Клава ухватилась за ее слова, точно за подсказку.
— Мы как грибки! — сказала она и с укором взглянула на учительницу: что-де, спрашиваете, когда все и так ясно.
Я долго потом думал, что мы вправду растем сами по себе, как грибы под теплым дождем. Долго. Пока не появились собственные дети.
В городском доме, где я теперь живу, есть у меня дружок — восьмилетний Стасик. Смышленые, чистые глаза, звонкий голосок, упрямый лоб и губы. Его распирает от любопытства ко всему на свете, при встречах он тормошит меня расспросами.
Как-то подсел и спрашивает: «Что такое голод?» Не тот, когда набегаешься, есть хочешь и мама хвалит за аппетит. А другой, настоящий, когда люди умирают.
— Представь, — объясняю я Стасику, — входишь ты на кухню, а там пусто. И в кастрюлях, и в тарелках ничего нет.
— Тогда я просто хлеб пожую.
— Но и хлеба нет.
— А я сбегаю за ним в магазин.
— В магазине его тоже нет.
— Я в другой магазин...
— Но и в другом, и в третьем, во всех магазинах нет хлеба.
Стасик обескуражен. Он хмурит брови, потом радостно вскрикивает:
— А я в деревню бабушке Фене напишу. Она привезет. Они там во какие буханки пекут! — Стасик обеими руками широко обнимает воздух.
— Но и в деревне нет. Представь, что и там, где живет твоя бабушка, и в соседних деревнях пусты магазины и печи. Нигде нет хлеба, — безжалостно говорю я.
— Так не бывает. — Стасик смотрит на меня недоверчиво, будто я обманываю его. Как ловко и находчиво убегал он от голода, несся на крылышках фантазии! И вот его настигли, потому как бежать дальше некуда. Бежать и искать бесполезно: хлеба нет нигде!
— Так не бывает, — упрямо повторяет Стасик.
Я хочу согласиться с ним, не поверить самому себе. Но как сокрушить свет памяти?! Как отнять права у прошлого?

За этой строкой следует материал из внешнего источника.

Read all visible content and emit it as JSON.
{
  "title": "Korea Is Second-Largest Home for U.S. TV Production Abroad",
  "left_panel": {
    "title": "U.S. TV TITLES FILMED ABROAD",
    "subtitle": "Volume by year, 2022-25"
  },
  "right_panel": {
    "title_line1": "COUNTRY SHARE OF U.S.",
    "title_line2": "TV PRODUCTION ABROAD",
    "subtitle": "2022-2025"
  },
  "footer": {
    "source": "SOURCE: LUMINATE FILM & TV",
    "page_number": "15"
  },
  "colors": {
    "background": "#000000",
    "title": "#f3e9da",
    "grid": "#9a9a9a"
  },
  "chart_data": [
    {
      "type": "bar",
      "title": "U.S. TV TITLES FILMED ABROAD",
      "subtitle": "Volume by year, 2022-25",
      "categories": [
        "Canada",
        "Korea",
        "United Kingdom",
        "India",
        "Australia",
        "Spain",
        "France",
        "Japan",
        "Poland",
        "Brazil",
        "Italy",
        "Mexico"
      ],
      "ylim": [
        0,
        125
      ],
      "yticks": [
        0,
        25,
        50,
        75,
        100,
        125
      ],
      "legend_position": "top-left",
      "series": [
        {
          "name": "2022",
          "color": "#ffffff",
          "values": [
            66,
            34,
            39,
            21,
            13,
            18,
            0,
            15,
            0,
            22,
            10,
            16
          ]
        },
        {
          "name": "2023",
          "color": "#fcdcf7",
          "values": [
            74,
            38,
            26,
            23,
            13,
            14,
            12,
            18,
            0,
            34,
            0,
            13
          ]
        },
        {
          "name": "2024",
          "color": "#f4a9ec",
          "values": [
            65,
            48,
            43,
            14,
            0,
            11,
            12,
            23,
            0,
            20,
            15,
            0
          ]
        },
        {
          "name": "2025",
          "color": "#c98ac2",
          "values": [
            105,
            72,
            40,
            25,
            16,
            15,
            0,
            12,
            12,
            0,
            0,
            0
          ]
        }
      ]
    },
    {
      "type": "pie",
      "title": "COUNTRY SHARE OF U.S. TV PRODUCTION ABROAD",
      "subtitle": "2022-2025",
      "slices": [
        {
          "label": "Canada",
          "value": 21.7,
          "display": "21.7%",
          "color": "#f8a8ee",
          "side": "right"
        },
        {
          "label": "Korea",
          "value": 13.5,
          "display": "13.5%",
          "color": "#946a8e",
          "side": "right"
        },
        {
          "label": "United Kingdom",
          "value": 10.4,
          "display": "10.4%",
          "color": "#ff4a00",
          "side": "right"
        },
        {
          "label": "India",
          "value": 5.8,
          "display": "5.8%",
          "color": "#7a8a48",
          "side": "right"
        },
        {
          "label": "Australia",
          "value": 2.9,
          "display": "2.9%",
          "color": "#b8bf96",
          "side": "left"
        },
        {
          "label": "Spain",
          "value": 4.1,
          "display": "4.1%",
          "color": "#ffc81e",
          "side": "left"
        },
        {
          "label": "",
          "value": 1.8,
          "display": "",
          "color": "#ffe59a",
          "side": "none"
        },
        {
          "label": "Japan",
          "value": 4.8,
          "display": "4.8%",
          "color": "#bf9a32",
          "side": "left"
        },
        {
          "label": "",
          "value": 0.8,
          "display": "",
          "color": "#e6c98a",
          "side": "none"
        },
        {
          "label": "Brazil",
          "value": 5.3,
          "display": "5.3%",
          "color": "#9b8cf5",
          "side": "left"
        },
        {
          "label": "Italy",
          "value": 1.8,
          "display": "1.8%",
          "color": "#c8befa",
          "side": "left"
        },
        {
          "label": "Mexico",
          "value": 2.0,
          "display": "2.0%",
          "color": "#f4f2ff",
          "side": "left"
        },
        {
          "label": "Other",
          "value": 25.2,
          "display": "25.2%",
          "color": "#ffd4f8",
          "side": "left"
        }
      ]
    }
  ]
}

...Помню, как я шарил в кухне, чулане, обнюхивал пустой сусек, бегал на другой конец деревни к занесенной снегом пекарне и с надеждой заглядывал в ее черные немые окна, как просил маму сходить за хлебом к соседке тете Ксении или еще куда-нибудь, к кому-нибудь.
Я хотел хлеба и был упрям в своей просьбе. Я помнил, как осенью мимо нашей избы везли и везли в телегах мешки с зерном. Много хлеба! Неужто нельзя было хоть немножко оставить нам, ключевским мальчишкам?!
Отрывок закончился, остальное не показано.